However unlikely the odds, that's what happened to Tenores de Aterúe (Singers from Elsewhere), the Vermont and New York-based vocal quartet that will be in residence at Dartmouth from April 28 – May 1, working with students in world music classes and performing a Hop concert on April 29. During the residency, the Tenores will lead group singing sessions with the aim of offering students a taste of community music-making—a vital source of social bonding across much of the world.
"We all spent many years singing different kinds of traditional music," said Tenores member Carl Linich, an accomplished singer and teacher known for his mastery of vocal polyphony from the Republic of Georgia. Linich and fellow Tenores Avery Book, Gideon Crevoshay and Doug Paisley initially connected through their mutual interest in Georgian music. But after learning a Sardinian folksong in the four-part style known as cantu a tenore, in which the bass sings in a raspy, guttural timbre that resembles Tuvan and Mongolian throat-singing, Linich became interested in the tradition and persuaded Book, Crevoshay and Paisley to explore it further.

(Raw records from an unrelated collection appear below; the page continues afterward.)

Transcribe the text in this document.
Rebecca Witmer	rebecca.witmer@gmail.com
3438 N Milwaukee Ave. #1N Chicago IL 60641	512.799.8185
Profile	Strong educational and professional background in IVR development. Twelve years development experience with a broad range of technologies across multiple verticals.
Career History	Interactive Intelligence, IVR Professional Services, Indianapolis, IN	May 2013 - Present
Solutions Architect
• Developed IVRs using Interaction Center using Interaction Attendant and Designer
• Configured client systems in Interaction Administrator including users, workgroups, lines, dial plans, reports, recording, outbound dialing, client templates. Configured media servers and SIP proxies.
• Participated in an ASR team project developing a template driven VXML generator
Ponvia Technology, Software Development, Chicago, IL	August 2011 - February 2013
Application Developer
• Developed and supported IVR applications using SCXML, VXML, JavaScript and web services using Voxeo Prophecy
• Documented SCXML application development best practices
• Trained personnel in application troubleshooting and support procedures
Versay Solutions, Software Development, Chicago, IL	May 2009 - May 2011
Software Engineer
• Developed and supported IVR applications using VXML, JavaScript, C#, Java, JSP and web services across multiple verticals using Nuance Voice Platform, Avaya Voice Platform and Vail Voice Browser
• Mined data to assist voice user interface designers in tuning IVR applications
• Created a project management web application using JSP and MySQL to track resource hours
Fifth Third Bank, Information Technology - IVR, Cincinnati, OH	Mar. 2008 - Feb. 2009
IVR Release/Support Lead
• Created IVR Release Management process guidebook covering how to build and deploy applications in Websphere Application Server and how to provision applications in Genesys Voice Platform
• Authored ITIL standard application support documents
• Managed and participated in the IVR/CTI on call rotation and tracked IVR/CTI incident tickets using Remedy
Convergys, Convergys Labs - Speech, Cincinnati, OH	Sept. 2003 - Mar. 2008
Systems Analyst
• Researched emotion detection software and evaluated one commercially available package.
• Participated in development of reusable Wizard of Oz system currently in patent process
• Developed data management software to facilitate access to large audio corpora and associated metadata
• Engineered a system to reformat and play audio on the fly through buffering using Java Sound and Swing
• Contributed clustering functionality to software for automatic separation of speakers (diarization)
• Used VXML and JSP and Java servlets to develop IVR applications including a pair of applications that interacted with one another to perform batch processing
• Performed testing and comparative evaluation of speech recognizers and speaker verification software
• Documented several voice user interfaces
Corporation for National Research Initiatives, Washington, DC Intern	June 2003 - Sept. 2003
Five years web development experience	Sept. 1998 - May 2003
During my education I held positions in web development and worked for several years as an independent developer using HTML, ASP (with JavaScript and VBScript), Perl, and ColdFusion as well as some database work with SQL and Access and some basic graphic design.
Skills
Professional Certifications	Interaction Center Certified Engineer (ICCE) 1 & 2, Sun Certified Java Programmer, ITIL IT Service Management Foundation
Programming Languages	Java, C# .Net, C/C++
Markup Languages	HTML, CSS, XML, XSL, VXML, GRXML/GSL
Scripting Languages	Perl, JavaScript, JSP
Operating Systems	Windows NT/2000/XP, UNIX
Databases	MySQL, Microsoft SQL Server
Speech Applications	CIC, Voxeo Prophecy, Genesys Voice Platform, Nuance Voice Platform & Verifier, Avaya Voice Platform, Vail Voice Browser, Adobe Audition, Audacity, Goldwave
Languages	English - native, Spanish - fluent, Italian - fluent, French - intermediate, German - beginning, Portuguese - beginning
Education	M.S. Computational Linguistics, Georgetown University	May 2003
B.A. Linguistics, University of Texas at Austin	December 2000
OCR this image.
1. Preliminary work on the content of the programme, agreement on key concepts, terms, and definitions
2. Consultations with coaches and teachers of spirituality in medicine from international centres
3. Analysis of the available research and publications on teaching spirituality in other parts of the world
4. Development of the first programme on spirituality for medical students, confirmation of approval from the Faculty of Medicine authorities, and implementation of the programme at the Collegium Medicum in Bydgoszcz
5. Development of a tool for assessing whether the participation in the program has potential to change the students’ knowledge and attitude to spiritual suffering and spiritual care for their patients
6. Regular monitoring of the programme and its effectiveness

Despite the recognition afforded by UNESCO's inscription of cantu a tenore in its prestigious Representative List of the Intangible Cultural Heritage of Humanity, resources for non-Sardinians who wanted to learn cantu a tenore were all but non-existent. A YouTube search led Linich to a video in which a quartet of village singers offered a demo—in Italian—on how to perform their individual parts and as a single harmonized sound. "The demo was like our Rosetta Stone," Linich recalled.
After three years of rehearsing, Tenores de Aterue gave their first public performance, in 2011, and videoed it. By then, they'd established direct contact with singers in Sardinia, and Linich shared a link to the Tenores' concert video. It quickly went viral. That a group of Americans had learned to sing—expertly—the challenging cantu a tenore repertoire nourished Sardinians' pride in their unique culture and indigenous language, which UNESCO classifies as "definitely endangered," its use in decline as younger people switch to Italian.
In 2013, the Tenores de Aterue made their first visit to Sardinia, where they were welcomed as cultural heroes. "When Sardinians see people from across the ocean showing a real interest in their culture by singing their songs, it pushes a different button for them. What they may have thought of as just a tradition from their village takes on a larger meaning."
In their April 29 concert, along with music from Sardinia, Tenores de Aterue will perform a cappella songs from Corsica, which is geographically and culturally close to Sardinia, and from the Republic of Georgia, the long-ago starting point of the group's musical collaboration.